O especialista Paulo Almeida, advogado e diretor do Instituto Questão da Ciência, explica que após decisão do Supremo Tribunal Federal (STF), a competência para determinar as políticas de enfrentamento da covid-19 cabe aos municípios, estados e União de forma complementar e cada um na sua esfera. Porém, os municípios não podem desrespeitar as decisões do estado.

“O conflito possível é entre estados e municípios e dentro dessa competência concorrente ainda existe uma certa hierarquia. Então dentro de ações sanitárias de combate ao coronavírus, o decreto municipal não pode desrespeitar o decreto estadual. Ele pode ser mais abrangente, mais restrito, ter regras adicionais, mas não pode ser menos rigoroso.”

Em relação às punições que podem ser sofridas pelo chefes do Executivo municipal que desobedecerem as decisões, o especialista explica que não há crime previsto, mas podem haver outras penalidades. 

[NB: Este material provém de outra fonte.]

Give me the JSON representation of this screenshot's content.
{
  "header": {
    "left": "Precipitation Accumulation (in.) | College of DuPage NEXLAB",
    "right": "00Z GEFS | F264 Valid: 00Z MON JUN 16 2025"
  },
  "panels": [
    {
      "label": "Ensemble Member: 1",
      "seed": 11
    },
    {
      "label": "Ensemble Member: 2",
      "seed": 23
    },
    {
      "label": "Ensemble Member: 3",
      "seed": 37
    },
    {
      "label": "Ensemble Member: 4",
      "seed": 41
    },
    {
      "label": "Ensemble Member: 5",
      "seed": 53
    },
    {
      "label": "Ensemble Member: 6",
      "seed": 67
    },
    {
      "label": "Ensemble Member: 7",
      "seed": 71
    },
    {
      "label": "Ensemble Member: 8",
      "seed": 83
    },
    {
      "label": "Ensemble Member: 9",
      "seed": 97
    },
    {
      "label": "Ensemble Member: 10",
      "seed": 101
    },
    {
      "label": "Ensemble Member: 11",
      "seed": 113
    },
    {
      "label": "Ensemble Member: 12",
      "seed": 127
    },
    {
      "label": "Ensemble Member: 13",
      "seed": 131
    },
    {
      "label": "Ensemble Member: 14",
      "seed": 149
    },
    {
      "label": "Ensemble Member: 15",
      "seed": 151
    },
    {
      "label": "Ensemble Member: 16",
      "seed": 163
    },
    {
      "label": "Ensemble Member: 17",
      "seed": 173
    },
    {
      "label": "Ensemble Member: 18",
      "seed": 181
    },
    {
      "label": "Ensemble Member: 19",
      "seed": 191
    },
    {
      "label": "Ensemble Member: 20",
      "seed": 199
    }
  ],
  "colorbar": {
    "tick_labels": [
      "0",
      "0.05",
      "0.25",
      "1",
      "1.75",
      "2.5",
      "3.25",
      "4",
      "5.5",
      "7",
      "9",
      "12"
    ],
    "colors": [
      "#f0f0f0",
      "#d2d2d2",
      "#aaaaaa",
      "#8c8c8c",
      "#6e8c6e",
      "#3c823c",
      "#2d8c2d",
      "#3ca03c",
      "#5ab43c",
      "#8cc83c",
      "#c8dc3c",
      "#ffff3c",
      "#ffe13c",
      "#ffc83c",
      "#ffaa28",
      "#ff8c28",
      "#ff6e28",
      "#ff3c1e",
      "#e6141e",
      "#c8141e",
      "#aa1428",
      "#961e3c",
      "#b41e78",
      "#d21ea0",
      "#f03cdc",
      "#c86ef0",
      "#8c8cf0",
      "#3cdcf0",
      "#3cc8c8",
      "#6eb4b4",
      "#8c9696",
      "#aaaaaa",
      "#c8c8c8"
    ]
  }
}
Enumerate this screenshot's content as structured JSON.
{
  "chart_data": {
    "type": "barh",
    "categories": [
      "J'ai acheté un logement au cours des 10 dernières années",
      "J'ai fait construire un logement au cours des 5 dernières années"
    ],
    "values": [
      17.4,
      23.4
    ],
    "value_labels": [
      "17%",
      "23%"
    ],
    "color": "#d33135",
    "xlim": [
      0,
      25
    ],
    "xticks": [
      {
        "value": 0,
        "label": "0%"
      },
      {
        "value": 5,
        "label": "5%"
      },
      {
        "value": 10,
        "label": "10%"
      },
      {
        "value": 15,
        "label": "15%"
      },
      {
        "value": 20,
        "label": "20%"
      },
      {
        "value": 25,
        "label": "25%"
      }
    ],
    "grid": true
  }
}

“São sanções administrativas que podem ir desde multa até limitação de repasse de verbas estaduais. Lógico que não vai haver imputação criminal porque não existe crime por parte de pessoa jurídica nesse tipo de caso e não existe nenhum tipo legal específico determinado para essa situação, mas pode haver sanções administrativas no caso de um município tentar ter qualquer tipo de política municipal que seja mais branda do que a política estadual.”